But we also learn of another ghost, one Ren more ardently hides from Silas: that of her brother Scott, who she lost when she was only twelve and who sings her the Springsteen and Dylan songs he taught her while alive. The three ghosts visit Ren with increasingly disturbing frequency over the course of the book, threatening to overturn her career and ruin her budding relationship with Silas.
Phillips’s energetic and humorous dialogue keep the story buoyant, as do her luminous descriptions of landscape (“The walls of the canyon caught the sun, and the shades of gray and pink, peach and tan—rhyolite in all its tones and moods—shimmered”). But the narration can feel a bit wooden early on, with repeated phrases such as “she saw”, “she noticed”, and “she heard” distancing us from a more direct encounter with Ren’s experience. (This may be deliberate, of course, as Ren is distant from herself, closed off since Scott’s death and the devastating effect it had on her parents.)
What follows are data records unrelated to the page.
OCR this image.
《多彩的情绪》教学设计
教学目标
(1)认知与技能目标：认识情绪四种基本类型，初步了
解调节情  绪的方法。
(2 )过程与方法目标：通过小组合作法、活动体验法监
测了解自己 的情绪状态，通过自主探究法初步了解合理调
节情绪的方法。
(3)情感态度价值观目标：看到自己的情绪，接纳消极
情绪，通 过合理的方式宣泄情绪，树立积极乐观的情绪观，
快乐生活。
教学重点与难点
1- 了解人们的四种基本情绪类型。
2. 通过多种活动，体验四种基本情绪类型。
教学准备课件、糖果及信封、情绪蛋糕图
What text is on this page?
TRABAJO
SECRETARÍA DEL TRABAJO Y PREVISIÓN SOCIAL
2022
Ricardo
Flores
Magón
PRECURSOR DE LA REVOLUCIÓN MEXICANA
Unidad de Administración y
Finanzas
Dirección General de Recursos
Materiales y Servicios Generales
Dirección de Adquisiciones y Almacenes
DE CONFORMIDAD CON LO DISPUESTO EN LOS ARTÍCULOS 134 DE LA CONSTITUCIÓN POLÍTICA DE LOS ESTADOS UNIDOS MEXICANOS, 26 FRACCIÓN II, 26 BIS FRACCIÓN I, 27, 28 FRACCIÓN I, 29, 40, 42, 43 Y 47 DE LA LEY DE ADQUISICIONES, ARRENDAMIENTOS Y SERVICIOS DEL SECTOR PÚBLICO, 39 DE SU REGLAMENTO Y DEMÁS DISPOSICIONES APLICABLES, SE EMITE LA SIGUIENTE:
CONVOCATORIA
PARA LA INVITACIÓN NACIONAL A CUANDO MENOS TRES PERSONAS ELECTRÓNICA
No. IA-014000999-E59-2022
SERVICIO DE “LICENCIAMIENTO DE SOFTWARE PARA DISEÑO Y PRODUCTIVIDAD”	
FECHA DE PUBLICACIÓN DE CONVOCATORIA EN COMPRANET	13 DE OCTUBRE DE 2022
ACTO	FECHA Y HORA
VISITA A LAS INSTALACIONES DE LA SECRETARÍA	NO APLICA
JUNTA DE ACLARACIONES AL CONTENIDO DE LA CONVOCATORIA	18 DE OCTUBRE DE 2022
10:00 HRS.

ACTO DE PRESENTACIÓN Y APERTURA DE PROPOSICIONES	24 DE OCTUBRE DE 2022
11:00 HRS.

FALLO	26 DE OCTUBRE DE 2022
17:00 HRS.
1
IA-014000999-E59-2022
Once the story picks up, however, that woodenness falls away. As we learn about Ren’s life and her family through charming, moving, and unsentimental memories, and as we see parallels with the ancient families she pursues in her work—as these parallels become a meditation on the nature of family and loss and the possibility of connection with another—we’re hit with several affecting wallops that linger, long, in the bone.